ジョージア州サバンナのSkidaway Institute of Oceanography(スキッドアウェイ海洋学研究所)は、ハリケーンフローレンスの軌道を追跡するために水中ドローン「スロカムグライダー」を使用した海洋探査を実施しました。
検査用の無人探査機は、センサーによって、地域別の海洋熱、密度、塩分の影響などを測ることができます。
ハリケーンハンター航空機、海洋ブイ、地球周回衛星などによって、嵐やハリケーンの科学的メカニズムを計測することができますが、「遠隔操作の可能な水中ドローンも探査機の一つとして有効である」と海洋科学准教授のキャサリン・エドワード氏は語っています。
通常使用される無人探査用機器(ROV・Remotely operated vehicle)は、6フィート(約180m)と細長い形状で、東海岸からカリブ海に沿って電流を調査するために、マッピング目的で使用され、長期、短期における天候の変化を知ることができます。
ハリケーンフローレンスの準備にあたり、多くの科学者たちはスロカムグライダードローンを起用することで、ハリケーンのパワーと軌道をよく理解できると期待を寄せていました。

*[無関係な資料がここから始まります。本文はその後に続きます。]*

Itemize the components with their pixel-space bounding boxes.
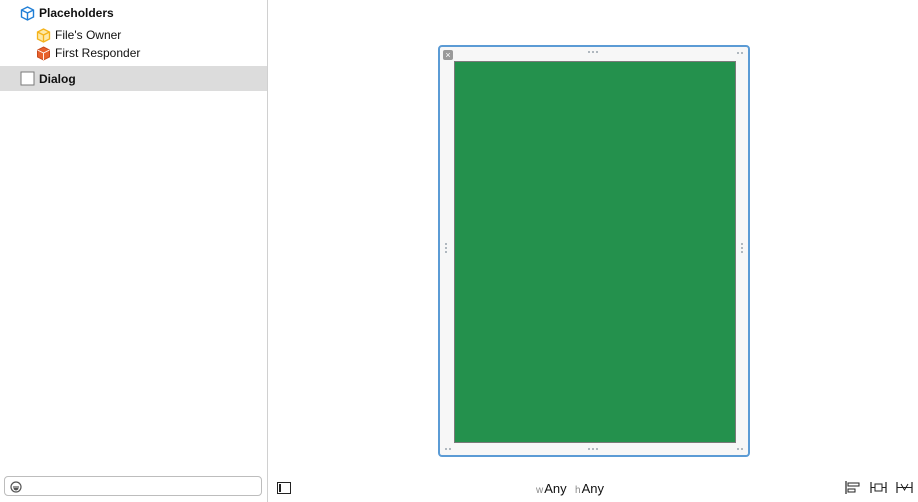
placeholders-label: Placeholders <box>39 6 114 20</box>
resize-handle-left[interactable] <box>445 243 447 253</box>
size-class-height[interactable]: hAny <box>575 481 604 496</box>
outline-filter-field[interactable] <box>4 476 262 496</box>
document-outline: Placeholders File's Owner First Responde… <box>0 0 268 502</box>
green-content-view[interactable] <box>454 61 736 443</box>
width-prefix: w <box>536 485 544 496</box>
resolve-icon[interactable] <box>896 481 913 499</box>
first-responder-icon <box>36 45 51 61</box>
toggle-outline-icon[interactable] <box>277 481 291 499</box>
cube-icon <box>20 5 35 21</box>
outline-row-files-owner[interactable]: File's Owner <box>36 25 121 45</box>
resize-handle-right[interactable] <box>741 243 743 253</box>
filter-icon <box>10 480 22 498</box>
dialog-label: Dialog <box>39 71 76 86</box>
width-value: Any <box>544 481 567 496</box>
outline-row-dialog[interactable]: Dialog <box>0 66 267 91</box>
resize-handle-bottom-right[interactable] <box>737 448 743 450</box>
align-icon[interactable] <box>845 481 860 499</box>
outline-row-placeholders[interactable]: Placeholders <box>20 3 114 23</box>
resize-handle-bottom[interactable] <box>588 448 598 450</box>
dialog-scene[interactable]: × <box>438 45 750 457</box>
resize-handle-top[interactable] <box>588 51 598 53</box>
first-responder-label: First Responder <box>55 46 141 60</box>
outline-row-first-responder[interactable]: First Responder <box>36 43 140 63</box>
files-owner-icon <box>36 27 51 43</box>
size-class-width[interactable]: wAny <box>536 481 567 496</box>
height-value: Any <box>581 481 604 496</box>
files-owner-label: File's Owner <box>55 28 122 42</box>
resize-handle-bottom-left[interactable] <box>445 448 451 450</box>
pin-icon[interactable] <box>870 481 887 499</box>
height-prefix: h <box>575 485 581 496</box>
resize-handle-top-right[interactable] <box>737 52 743 54</box>
view-icon <box>20 71 35 86</box>
close-icon[interactable]: × <box>443 50 453 60</box>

探査はハッペラート岬(ノースキャロライナから大西洋に向かって長細く切れ切れに伸びた半島)から行われ、ストームの四分円の発達を調査しました。もう一カ所はジョージアとサウスキャロライナの境から南半分のハリケーンの様子を探るために放たれました。
無人機に取り付けられた熱センサーによって、正確な海洋温度を計測し、データはNOAA(米国国立大気管理局)及び連邦関連の科学データベースへ送られます。
海中の温度だけでなく、塩分濃度、淡水の混合配分などまで測定され、海水のphレベルによって海水の透明度も知ることができます。これは海中にプランクトンがどの程度存在するかという指標になっています。
最近の傾向では、湿気の多い気候によって海中にたくさんの淡水と推積物が流れ込み、海中の酸素レベルが低下し、海中生物が住みにくい不感地帯を形成しているとキャサリン・エドワード准教授は環境破壊を懸念しています。
これまで、サンゴで有名なグレートバリアリーフのヒトデによるサンゴ被害や、クジラを救うプログラムまで、水中ドローン「スロカムグライダー」は探索による環境状態の把握に貢献していました。
人類が知りうることができなかった詳細なデータまで、無人探査機によって明らかにすることができるため、この功績は海洋環境の向上のためのよい足掛かりになると、科学者たちは高く評価しています。
気象衛星から送られる天候変化の推移では、海中の温度まで予測することはできません。刻一刻と変化する微妙なハリケーンの動きを海中の探査機の記録によって知ることができ、詳細な進路を見極めることができます。
今回のテスト探査は、将来のハリケーン対策に大きな効果をもたらすと考えられています。